While I did not meet my first goal, I met my second. I did not give up. It
would have been so easy to have quit in one of the three prior aid station and
it would have been justifiable. Heck I could have easily justified quitting at
mile 30 or 40 or any of the previous aid stations or I could have simply pulled
myself from the race weeks before the start given how my training went. But for
whatever reason it was important to me to line up and give it everything I had
and that is what I did. Unfortunately my best was not enough. But I can live
with that. I now know that with the right training, and a certain amount of
luck, finishing the Bear is well within my ability.
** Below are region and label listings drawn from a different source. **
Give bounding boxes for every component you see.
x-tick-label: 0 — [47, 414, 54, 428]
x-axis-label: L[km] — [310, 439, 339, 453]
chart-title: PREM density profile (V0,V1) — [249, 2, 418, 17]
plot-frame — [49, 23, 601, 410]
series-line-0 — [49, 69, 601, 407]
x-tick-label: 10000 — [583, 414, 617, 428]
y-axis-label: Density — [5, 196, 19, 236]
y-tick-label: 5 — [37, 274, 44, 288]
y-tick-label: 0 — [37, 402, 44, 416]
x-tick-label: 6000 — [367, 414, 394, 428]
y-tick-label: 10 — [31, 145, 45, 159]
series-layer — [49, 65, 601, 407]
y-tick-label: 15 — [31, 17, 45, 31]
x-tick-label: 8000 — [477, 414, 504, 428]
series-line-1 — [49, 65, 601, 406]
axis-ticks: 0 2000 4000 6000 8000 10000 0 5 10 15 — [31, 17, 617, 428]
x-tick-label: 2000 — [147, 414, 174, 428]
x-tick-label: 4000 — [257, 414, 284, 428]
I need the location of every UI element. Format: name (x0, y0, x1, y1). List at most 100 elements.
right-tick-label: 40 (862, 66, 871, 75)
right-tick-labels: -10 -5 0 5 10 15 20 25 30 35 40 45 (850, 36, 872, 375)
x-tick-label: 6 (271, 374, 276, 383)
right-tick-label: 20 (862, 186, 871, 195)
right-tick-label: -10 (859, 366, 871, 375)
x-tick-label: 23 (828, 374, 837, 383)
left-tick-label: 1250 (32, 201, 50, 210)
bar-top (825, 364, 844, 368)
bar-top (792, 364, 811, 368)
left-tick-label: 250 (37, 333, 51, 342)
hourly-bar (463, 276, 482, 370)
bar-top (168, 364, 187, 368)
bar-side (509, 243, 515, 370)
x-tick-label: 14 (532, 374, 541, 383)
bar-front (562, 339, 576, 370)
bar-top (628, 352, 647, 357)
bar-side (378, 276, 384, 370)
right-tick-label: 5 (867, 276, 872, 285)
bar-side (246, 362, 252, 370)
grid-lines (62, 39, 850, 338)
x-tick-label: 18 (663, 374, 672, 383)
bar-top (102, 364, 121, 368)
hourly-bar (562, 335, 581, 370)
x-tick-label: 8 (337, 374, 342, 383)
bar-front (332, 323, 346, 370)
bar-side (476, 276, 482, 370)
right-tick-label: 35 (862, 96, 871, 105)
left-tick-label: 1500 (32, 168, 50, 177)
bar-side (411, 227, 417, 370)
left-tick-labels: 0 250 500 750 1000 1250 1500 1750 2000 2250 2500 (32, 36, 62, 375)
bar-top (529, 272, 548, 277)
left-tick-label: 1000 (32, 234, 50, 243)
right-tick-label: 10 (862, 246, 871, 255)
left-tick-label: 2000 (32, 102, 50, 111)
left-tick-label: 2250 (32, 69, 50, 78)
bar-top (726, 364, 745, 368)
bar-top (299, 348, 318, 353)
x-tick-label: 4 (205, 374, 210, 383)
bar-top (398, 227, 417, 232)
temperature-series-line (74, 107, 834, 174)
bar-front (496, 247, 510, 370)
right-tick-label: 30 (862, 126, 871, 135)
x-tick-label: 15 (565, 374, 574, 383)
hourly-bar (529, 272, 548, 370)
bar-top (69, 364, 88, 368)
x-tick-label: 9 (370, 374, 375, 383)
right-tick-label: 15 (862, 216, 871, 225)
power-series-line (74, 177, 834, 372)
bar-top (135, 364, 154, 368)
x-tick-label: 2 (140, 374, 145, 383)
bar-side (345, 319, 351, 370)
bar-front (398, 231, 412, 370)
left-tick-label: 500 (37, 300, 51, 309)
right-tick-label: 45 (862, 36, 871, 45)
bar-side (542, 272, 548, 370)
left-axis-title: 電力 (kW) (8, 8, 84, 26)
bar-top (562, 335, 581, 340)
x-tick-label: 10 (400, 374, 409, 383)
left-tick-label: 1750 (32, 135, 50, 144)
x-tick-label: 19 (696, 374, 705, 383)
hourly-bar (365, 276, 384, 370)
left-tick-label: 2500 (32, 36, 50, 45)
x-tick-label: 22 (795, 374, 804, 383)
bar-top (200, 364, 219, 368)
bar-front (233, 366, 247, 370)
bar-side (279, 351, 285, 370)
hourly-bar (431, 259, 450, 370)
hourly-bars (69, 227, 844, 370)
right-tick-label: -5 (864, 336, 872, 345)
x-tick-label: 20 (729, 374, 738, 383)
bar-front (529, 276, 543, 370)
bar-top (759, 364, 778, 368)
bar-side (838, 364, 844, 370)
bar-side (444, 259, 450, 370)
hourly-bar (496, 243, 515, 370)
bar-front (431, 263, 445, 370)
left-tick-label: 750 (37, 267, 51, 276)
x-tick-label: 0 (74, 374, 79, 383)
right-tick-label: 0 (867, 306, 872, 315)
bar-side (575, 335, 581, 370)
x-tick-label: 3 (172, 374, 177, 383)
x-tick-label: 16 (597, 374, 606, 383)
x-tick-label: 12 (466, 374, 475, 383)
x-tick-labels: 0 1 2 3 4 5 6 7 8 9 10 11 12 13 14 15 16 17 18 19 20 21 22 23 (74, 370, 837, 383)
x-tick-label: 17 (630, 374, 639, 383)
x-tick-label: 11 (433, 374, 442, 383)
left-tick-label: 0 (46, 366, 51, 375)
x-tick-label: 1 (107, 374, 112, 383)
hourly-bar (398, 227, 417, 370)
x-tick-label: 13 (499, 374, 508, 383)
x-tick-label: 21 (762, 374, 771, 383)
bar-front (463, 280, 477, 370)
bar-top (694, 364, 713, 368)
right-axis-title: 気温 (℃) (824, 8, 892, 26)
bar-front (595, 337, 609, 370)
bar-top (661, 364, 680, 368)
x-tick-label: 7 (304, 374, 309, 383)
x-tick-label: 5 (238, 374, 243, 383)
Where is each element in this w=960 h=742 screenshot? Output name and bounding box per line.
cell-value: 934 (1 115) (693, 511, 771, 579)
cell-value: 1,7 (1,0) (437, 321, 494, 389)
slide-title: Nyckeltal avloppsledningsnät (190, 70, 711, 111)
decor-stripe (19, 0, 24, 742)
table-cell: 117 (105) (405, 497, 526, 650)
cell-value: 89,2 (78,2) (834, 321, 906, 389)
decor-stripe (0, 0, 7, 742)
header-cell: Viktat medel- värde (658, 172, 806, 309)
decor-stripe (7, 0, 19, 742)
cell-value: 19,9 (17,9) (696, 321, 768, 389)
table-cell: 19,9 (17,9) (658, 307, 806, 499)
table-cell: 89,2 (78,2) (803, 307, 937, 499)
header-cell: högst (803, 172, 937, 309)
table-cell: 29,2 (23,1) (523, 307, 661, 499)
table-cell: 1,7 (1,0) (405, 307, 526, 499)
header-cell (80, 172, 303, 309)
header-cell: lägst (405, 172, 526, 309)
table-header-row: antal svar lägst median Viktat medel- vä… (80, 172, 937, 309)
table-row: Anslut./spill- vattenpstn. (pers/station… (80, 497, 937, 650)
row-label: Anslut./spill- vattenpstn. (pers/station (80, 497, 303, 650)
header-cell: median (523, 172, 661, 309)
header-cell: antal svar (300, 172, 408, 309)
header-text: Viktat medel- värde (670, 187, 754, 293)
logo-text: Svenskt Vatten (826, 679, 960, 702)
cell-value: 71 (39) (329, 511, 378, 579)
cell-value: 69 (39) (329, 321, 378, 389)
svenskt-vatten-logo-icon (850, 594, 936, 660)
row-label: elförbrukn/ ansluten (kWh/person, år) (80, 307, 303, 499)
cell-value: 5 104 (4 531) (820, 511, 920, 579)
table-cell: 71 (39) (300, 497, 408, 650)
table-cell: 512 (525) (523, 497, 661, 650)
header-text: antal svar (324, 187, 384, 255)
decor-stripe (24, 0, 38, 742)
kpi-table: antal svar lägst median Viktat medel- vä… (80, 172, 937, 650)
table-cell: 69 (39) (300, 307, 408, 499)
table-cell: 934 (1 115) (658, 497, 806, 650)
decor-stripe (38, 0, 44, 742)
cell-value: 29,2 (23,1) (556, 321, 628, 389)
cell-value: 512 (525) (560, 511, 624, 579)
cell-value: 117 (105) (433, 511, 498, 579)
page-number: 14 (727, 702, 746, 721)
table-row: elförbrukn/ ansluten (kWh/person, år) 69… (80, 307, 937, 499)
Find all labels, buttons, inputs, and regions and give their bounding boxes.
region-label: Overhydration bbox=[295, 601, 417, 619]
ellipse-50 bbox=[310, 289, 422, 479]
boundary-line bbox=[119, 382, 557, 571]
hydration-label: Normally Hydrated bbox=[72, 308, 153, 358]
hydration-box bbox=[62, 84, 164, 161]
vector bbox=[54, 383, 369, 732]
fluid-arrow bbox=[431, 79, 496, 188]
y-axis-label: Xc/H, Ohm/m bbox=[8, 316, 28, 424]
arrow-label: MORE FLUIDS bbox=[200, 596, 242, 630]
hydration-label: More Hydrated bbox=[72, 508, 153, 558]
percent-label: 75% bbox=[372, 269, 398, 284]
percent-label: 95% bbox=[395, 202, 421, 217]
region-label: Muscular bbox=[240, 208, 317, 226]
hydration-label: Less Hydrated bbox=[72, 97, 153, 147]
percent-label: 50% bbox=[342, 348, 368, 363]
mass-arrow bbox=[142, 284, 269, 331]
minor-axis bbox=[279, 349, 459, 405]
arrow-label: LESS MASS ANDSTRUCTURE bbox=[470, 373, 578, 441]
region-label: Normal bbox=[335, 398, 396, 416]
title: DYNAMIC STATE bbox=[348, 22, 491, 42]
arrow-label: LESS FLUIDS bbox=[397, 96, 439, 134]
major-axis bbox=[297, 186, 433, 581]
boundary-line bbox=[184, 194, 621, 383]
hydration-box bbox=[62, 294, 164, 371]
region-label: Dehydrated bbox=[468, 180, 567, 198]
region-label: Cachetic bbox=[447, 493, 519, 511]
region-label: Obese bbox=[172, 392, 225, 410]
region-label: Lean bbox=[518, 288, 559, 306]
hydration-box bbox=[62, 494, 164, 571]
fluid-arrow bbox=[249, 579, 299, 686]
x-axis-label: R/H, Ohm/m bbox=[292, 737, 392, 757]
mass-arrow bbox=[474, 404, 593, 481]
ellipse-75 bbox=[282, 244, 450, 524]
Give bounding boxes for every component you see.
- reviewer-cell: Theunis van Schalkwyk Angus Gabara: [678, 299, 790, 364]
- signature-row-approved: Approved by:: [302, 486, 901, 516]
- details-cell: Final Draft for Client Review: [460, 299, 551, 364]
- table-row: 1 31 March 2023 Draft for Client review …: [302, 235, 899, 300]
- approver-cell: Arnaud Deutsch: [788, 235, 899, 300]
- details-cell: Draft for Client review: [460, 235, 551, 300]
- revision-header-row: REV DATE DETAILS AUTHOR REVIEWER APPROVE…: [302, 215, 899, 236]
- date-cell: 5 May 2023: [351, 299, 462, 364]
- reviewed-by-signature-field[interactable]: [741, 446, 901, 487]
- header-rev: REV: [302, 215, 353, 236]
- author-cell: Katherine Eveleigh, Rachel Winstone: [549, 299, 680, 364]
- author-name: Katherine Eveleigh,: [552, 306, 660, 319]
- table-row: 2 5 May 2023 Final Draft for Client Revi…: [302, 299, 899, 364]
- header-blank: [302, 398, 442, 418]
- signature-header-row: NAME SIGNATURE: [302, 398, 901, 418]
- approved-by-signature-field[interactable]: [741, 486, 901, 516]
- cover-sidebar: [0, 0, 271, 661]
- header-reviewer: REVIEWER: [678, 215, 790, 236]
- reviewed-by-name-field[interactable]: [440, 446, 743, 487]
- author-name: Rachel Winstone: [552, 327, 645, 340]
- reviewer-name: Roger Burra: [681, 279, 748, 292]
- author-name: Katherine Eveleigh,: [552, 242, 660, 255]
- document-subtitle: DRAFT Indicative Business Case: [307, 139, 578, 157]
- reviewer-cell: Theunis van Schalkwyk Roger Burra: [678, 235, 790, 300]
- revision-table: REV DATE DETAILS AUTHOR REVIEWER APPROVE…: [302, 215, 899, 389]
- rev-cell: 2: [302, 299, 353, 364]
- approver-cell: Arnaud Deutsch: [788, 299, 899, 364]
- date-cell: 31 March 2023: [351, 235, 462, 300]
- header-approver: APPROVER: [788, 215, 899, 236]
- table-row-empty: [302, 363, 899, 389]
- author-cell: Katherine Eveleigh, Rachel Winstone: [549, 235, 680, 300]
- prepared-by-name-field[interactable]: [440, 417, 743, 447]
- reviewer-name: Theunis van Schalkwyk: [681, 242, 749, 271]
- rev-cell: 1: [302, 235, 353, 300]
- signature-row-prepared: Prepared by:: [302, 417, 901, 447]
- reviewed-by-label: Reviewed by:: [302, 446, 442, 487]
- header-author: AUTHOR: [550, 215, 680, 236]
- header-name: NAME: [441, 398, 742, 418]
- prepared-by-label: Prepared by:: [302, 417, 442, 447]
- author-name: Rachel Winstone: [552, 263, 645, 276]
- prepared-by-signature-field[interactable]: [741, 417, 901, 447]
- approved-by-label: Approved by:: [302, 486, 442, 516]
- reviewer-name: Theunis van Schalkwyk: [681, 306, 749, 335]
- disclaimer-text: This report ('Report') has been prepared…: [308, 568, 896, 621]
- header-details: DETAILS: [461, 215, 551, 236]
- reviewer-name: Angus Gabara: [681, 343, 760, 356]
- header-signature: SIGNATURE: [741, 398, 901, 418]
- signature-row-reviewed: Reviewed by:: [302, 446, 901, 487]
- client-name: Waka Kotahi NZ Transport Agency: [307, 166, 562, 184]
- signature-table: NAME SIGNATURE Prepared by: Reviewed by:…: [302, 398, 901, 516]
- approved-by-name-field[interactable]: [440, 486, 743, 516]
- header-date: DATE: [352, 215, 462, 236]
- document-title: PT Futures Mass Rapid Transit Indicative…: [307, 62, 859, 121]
This is not to say that I’m
entirely OK with not finishing. I never want to be OK with that. You enter a
race to finish. For whatever reason that remains important to me. However, I’m
proud that with the odds stacked against me and with a race that went south
from nearly the beginning I was able muster the mental strength to keep moving
forward and to do so for 85 miles. I’m happy to learn that I can do that.
I left the race with no significant injuries. However, even
now, 16 days since the race, I’m still dealing with significant and near
constant fatigue and my quads still feel dead. I’m also having trouble sleeping
and my mind, at times, still feels foggy. Clearly I taxed my system in a
significant way and it is having trouble resetting. I’ve never dealt with this
before.
A huge thanks goes out to Van, Christian and Darin. People’s
true colors come out during significant adversity and they were so wonderful.
What amazing people. Thanks to my Aunt Carol and Uncle Bill and my Aunt Diane
and Uncle Marvin. They put us up and entertained us. It would be very difficult
not to do the Bear again simply because I enjoy my time with them so much
before and after the race. It is great to have an excuse to travel to Utah and
spend time with them. Finally thanks to those of you here in Tallahassee who
helped with our kids while we were gone. Given our kids’ schedules that was a
major undertaking and we appreciate what you did very much.
Will I line up next year? I don’t know. I love the race and
finishing it remains important to me. But the sacrifice is huge in so many ways
and the timing of the race is less than ideal. So we will see. It is hard to
imagine not doing it but that doesn’t mean I should or will.
Me and Christian heading out (mile 75)...
and me collapsed in the dirt (mile 78ish).